Quel est ton parcours ?
J’ai commencé à travailler à Torquay en tant que représentant commercial chez Piping Hot wetsuits, la marque numéro 2 de combinaisons en Australie. De représentant, je suis passé responsable des ventes. Quand l’entreprise a été vendue, je suis parti en Europe. Au départ, ça devait être pour 6 mois mais j’y suis finalement resté 12 ans.
Tu as fait quoi alors en Europe ?
Billabong faisait imprimer des t-shirts en Angleterre, et les revendait à d’autres magasins, mais la distribution n’était pas organisée en Europe. J’ai commencé à commander pour les shops auprès de Billabong en Australie, et au bout d’un an et demi, Billabong m’a demandé d’ouvrir les premiers bureaux en France. J’avais la liberté de choisir où je voulais m’installer. Je suis allé à Lacanau, San Sebastian, Biarritz, Mundaka, mais c’est Hossegor qui m’a semblé l’endroit le plus logique. Nous avons commencé en 1991, avec 3 employés.
En à peine plus de 10 ans tu te retrouves PDG international de Billabong, comment as-tu vécu cette promotion ?
C’est bizarre parce je n’avais jamais vraiment rêvé de ce poste. J’aurais préféré rester en Europe. Mais je savais que c’était le prochain challenge à relever et je n’ai jamais reculé devant un challenge. Mais j’étais triste de quitter l’Europe et j’ai toujours pensé que j’y retournerais un jour.
En 2012, le Board de Billabong décide de te remercier. Ça a changé quoi à ta vie ?
Après plus de 20 ans dans l’industrie du surf, je pensais que la retraite et ralentir un peu serait une bonne chose. En tout cas, il me tardait d’y être.

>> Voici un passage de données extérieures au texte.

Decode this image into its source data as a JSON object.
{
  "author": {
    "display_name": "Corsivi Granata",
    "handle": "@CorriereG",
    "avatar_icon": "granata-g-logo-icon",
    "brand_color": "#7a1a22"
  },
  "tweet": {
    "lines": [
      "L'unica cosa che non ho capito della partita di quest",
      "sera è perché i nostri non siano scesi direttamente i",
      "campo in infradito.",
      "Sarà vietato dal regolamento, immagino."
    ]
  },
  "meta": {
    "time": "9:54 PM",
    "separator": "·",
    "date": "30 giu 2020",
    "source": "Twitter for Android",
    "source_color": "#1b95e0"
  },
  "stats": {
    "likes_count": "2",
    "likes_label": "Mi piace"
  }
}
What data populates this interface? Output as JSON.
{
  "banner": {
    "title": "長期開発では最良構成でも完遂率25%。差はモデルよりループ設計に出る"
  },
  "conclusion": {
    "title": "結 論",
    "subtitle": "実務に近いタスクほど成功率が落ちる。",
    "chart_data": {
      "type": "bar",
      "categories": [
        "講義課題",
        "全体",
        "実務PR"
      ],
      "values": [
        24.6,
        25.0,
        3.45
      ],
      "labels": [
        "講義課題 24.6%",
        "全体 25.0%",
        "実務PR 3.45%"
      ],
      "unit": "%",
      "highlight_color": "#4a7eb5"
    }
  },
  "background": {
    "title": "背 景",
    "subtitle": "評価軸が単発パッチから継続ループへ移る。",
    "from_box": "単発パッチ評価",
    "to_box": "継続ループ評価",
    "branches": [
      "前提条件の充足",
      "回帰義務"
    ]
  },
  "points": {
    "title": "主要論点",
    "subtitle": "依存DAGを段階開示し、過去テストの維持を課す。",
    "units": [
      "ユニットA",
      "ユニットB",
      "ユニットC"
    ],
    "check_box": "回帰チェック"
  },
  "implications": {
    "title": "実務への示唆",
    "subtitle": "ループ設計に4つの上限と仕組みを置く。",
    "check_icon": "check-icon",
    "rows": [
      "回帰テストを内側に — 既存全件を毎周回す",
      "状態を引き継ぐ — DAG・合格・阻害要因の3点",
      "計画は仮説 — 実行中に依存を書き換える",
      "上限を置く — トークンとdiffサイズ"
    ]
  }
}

Et alors, c’est comment la retraite ?
Au bout de six mois, je commençais à m’ennuyer. Ça n’était pas du tout ce que j’avais imaginé. La retraite? Ça n’a rien d’amusant. Tu n’as rien à faire, et toute la journée pour le faire. On en a vite fait le tour. Certes, tu peux aller surfer Tavarua tous les jours mais le problème c’est que tes copains, eux, sont au boulot.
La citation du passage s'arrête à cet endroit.